Forum Moderators: open
The front page news in the cached copy at google is usually only 1-2 days old. But I've never been able to figure out why the news archive doesn't get indexed? Maybe someone here could hazard a guess?
The archive links do use a query-string on the url, but it is only a single variable like so:
[domain.com...]
and google has no problem seeing this other url on the site with a query string:
[domain.com...]
So I'm basically stumped. Any ideas?
It also might be something along the lines of too much content (I know it sounds crazy). But, deepbot is the bot that can easily add content to Google's database. Freshbot acknowledges exsistence and in some cases modifies the database but from what I can tell it never really adds directly to the Googlebase.

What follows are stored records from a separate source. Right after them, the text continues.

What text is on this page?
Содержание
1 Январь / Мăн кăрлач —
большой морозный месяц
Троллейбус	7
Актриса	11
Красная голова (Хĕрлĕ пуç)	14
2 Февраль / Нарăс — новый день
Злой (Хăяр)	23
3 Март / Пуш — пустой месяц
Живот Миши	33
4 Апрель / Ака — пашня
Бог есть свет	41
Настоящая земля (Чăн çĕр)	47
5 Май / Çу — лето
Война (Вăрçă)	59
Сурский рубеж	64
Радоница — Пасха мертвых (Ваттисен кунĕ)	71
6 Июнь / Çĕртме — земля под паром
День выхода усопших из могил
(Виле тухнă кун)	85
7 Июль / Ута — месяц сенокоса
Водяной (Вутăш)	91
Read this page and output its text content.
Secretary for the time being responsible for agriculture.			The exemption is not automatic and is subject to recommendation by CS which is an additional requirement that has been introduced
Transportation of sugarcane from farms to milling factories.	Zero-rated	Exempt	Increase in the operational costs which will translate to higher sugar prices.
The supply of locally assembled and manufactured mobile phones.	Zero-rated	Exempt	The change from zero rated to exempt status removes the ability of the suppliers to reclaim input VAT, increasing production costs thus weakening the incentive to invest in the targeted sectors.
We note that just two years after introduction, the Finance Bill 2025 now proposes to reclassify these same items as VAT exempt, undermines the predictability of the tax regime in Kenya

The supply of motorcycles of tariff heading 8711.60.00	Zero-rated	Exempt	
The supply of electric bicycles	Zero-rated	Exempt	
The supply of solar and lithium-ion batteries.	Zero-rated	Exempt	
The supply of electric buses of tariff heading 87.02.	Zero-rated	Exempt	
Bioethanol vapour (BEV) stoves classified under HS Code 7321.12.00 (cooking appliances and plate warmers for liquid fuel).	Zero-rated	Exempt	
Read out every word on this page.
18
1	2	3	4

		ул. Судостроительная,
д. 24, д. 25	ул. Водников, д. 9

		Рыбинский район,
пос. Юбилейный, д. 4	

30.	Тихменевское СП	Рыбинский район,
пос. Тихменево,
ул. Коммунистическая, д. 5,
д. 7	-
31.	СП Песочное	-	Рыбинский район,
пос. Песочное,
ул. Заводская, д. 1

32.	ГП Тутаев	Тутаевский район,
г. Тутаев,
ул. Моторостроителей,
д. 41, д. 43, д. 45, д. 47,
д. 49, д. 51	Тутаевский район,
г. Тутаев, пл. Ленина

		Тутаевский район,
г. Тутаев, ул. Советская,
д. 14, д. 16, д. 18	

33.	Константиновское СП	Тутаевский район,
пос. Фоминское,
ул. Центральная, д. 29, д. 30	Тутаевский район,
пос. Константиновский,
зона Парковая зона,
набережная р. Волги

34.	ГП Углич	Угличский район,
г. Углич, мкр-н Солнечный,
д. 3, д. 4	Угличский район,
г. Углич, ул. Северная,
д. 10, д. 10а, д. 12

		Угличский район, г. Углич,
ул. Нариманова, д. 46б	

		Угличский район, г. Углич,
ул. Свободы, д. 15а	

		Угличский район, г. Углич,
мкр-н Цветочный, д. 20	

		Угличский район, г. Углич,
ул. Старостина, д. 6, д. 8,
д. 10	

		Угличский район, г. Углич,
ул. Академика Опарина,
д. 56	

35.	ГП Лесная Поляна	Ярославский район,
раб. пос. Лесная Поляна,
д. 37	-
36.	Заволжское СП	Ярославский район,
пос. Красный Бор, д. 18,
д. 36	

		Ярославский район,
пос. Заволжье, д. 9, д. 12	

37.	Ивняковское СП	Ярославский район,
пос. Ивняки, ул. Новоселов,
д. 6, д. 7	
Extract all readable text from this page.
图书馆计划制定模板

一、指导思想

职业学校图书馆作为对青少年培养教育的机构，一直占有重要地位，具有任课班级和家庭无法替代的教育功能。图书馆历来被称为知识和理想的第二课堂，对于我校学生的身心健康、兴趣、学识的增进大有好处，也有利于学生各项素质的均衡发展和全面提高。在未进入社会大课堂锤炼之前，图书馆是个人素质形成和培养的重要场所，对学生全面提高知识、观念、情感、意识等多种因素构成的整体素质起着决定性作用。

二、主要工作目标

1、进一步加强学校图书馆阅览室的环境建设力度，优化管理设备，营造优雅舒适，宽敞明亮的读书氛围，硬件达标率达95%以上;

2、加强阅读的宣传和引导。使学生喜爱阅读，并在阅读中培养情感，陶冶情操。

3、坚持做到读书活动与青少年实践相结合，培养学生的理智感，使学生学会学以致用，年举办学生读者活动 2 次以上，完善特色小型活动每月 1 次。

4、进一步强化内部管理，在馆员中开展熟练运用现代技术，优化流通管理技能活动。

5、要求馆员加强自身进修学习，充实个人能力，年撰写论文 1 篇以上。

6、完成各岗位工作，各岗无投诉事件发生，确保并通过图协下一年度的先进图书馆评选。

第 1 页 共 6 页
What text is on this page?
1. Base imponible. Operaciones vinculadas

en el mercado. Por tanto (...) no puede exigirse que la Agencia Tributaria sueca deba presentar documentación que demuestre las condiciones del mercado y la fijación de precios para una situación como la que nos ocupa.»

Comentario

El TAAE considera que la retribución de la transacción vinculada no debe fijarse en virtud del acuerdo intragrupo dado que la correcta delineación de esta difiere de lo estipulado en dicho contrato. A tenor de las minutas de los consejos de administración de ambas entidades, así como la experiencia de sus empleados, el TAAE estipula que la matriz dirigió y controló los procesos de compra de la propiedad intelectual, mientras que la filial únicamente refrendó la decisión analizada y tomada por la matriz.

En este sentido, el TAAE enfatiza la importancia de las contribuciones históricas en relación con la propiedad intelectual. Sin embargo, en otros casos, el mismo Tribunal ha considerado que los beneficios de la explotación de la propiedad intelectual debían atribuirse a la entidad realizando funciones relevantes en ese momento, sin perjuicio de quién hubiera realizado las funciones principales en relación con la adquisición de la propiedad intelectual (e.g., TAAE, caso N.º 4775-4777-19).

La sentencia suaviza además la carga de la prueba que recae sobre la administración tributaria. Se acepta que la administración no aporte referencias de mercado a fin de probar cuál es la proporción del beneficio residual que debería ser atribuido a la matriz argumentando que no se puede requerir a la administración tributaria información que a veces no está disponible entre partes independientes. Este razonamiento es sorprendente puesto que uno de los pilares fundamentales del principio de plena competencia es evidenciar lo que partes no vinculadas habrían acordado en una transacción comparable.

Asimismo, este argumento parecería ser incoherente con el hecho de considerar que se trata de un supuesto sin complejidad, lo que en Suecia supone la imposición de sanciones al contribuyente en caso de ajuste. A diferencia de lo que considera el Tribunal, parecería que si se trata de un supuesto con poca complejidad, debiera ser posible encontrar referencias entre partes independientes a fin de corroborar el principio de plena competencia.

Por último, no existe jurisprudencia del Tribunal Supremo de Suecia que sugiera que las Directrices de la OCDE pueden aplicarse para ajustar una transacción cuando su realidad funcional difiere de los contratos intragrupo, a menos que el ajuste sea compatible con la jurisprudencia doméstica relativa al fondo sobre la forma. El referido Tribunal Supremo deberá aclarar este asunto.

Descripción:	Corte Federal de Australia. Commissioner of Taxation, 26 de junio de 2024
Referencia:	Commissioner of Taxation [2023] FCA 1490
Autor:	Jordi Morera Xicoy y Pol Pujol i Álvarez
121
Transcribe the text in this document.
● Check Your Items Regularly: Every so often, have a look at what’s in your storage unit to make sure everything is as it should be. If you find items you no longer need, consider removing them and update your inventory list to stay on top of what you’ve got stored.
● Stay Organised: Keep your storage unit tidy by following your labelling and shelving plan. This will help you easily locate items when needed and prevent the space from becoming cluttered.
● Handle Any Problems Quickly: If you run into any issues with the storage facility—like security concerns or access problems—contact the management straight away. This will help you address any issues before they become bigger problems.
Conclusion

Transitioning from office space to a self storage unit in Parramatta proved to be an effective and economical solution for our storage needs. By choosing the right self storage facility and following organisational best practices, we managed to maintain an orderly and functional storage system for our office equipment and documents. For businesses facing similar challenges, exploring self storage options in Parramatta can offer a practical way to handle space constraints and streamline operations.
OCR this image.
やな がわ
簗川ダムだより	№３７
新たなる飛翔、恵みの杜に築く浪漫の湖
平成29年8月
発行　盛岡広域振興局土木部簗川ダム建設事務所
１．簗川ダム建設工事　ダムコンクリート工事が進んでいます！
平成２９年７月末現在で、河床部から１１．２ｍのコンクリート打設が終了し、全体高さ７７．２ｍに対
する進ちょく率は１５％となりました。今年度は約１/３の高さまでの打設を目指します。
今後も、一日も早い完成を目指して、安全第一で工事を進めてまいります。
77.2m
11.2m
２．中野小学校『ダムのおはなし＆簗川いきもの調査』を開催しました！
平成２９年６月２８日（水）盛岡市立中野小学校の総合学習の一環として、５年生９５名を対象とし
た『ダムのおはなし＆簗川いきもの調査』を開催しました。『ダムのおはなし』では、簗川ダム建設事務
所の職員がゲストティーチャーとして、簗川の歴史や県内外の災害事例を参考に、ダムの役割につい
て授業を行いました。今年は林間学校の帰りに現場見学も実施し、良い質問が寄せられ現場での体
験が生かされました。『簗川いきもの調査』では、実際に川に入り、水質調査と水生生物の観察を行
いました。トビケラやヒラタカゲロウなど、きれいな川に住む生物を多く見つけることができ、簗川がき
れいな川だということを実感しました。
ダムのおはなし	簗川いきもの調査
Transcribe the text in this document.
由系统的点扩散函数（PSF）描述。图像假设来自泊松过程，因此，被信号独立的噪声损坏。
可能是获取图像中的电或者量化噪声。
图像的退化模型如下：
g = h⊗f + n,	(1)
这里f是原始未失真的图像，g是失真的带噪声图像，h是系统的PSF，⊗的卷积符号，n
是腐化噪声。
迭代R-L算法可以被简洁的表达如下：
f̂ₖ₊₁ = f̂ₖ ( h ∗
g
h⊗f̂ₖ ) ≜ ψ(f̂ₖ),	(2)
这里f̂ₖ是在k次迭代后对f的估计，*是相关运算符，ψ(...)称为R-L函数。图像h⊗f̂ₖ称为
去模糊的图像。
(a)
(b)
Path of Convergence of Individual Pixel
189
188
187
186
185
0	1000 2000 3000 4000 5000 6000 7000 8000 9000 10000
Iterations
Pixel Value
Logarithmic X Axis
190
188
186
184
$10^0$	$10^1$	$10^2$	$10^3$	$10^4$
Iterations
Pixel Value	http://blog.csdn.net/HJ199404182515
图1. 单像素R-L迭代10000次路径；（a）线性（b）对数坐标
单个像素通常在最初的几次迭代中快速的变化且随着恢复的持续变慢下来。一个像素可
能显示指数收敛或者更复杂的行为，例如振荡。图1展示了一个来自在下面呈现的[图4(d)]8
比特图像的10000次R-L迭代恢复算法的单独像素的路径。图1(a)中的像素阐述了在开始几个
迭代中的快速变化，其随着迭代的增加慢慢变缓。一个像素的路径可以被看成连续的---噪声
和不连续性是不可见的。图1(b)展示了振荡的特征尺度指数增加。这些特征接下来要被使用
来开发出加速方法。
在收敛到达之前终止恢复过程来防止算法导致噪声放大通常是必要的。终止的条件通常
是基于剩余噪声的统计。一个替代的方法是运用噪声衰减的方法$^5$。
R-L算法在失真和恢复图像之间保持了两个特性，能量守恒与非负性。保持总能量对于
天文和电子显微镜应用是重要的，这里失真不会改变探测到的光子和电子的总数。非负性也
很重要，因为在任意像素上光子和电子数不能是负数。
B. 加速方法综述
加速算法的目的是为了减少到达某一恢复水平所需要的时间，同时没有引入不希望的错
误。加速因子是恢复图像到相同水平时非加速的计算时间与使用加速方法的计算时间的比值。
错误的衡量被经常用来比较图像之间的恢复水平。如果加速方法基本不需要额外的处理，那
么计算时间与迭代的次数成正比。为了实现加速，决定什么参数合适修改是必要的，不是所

Considering that deepbot comes around once a month maybe that could easily be your problem.
Idea/Recommendation: Archive by weeks.
I will try moving toward a .php instead of .php3 extension. I also noticed after seeing a comment in a different thread here, that each page in the news archive is not getting it's own title. They all have the same title, and that may be having a negative effect.
It doesn't make sense for us to archive by weeks as suggested. The site is a webcomic, and the newsposts coincide with the comic strip for the given day. Also, the main newspost for a comic is typically 500 words, and the additional posts that squeeze in before the next comic can often add another 1500 words, so I wouldn't want to push a whole week's worth at a user all at once.
We tried URL rewriting for a couple of months about a year ago, but we changed hosts and the new host did not have rewriting configured properly, and we hadn't seen the archives show up yet anyways, so we just took the rewriting out.